I study the intellectual, aesthetic, and political history of medieval music, and the intersections between musical texts, material culture, and political life in the late-medieval Mediterranean. My writing has appeared in The Journal of Musicology, New Medieval Literatures, and Plainsong and Medieval Music.

My first book, Music and the Making of Medieval Venice (Cambridge University Press, 2023) focuses on a set of musical projects that gave form to Venetian history and framed and interpreted the unique material culture of the city as it was in the process of taking shape. Showing the state’s earliest musical endeavors bound up with legal culture, stemming from projects of historiography, or situated within the rich material environment of relics and reliquaries, mosaics and wall paintings, icons and statues, the book theorizes the relationship between dramatic and political forms of representation in Venice’s late-medieval empire in the eastern Mediterranean, and engages enduring questions about music’s relationship to social and symbolic forms, language, religion, and the natural world, arguing for the ways music can be both a metaphor for and constitutive of political life.
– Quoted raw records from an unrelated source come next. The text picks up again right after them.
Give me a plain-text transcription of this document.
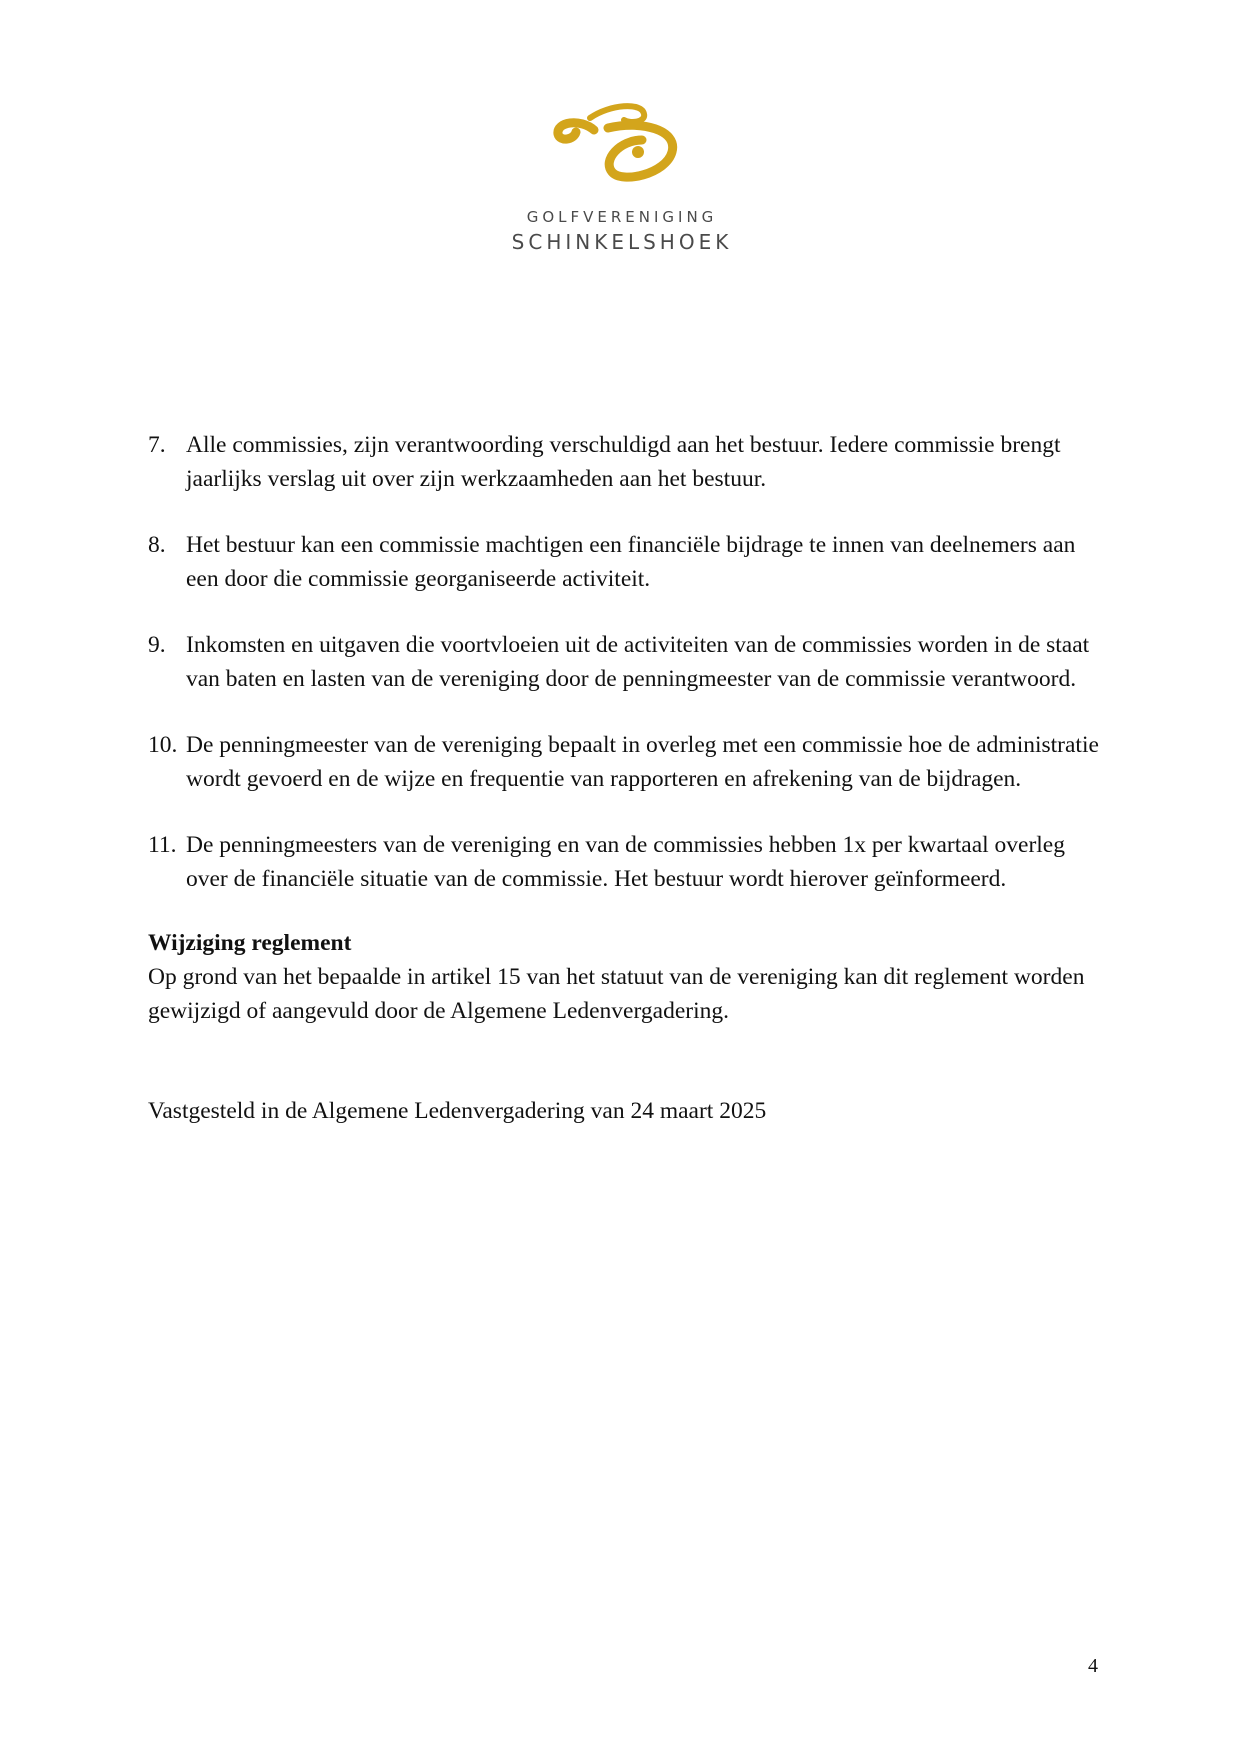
GOLFVERENIGING
SCHINKELSHOEK
7. Alle commissies, zijn verantwoording verschuldigd aan het bestuur. Iedere commissie brengt jaarlijks verslag uit over zijn werkzaamheden aan het bestuur.
8. Het bestuur kan een commissie machtigen een financiële bijdrage te innen van deelnemers aan een door die commissie georganiseerde activiteit.
9. Inkomsten en uitgaven die voortvloeien uit de activiteiten van de commissies worden in de staat van baten en lasten van de vereniging door de penningmeester van de commissie verantwoord.
10. De penningmeester van de vereniging bepaalt in overleg met een commissie hoe de administratie wordt gevoerd en de wijze en frequentie van rapporteren en afrekening van de bijdragen.
11. De penningmeesters van de vereniging en van de commissies hebben 1x per kwartaal overleg over de financiële situatie van de commissie. Het bestuur wordt hierover geïnformeerd.
Wijziging reglement

Op grond van het bepaalde in artikel 15 van het statuut van de vereniging kan dit reglement worden gewijzigd of aangevuld door de Algemene Ledenvergadering.

Vastgesteld in de Algemene Ledenvergadering van 24 maart 2025

4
My newest project, Pulse of the Voice: Song, Human Semblance, and Signs of Life in the Middle Ages, explores the pervasive role of song in figuring the human and theorizing its representation from the early Middle Ages to its end. It uncovers new sites of musical discourse in medieval image theory and civic ritual, in the workings of automata, marvels, and miracles, and in liturgical drama and anatomical theaters.

Other projects-in-progress revolve around musical fragments, bells, relics, and earthquakes, and Josquin des Prez.

At Princeton, I teach courses on the history of choral music; musical paleography and notation; music and art; music and fiction; music in the global Middle Ages; medieval music drama; music and the environment; Hildegard of Bingen; the twelfth century; and trecento song. Approaching historical and theoretical questions through musical performance and practice is a method of thinking and teaching that I especially enjoy. To this end, my colleague Beatrice Kitzinger and I co-founded LUDUS, an interdisciplinary working group devoted to the study of the Middle Ages in its live, plastic, and time-bound dimensions, through which we regularly host scholars, performers, and practitioners of a wide variety of historical artforms.

I am an associated faculty member at the Seeger Center for Hellenic Studies and in the Program of Medieval Studies. From 2019–2022 I was Elias Boudinot Bicentennial Preceptor. Before coming to Princeton, I taught at Stanford University as a Mellon Fellow in the Humanities.

B.A. Dickinson College; M.A. Princeton University; Ph.D. Princeton University

Fellowships and grants from the Andrew W. Mellon Foundation

American Council of Learned Societies

Fulbright Foundation in Greece

Medieval Academy of America

Gladys Krieble Delmas Foundation


Music and the Making of Medieval Venice. Cambridge University Press (Music in Context). 2023.

Journal Articles

“Open Form and Canonic Matter in Trecento Song.” New Medieval Literatures 19 (2019): 121–150.

“Cantus figuratus and Monastic Re-Figuration in the Late-Medieval Veneto.” Plainsong & Medieval Music 28:1 (2019): 42–75.

“Voicing the Doge’s Sacred Image.” Journal of Musicology 32:2(2015): 198–245.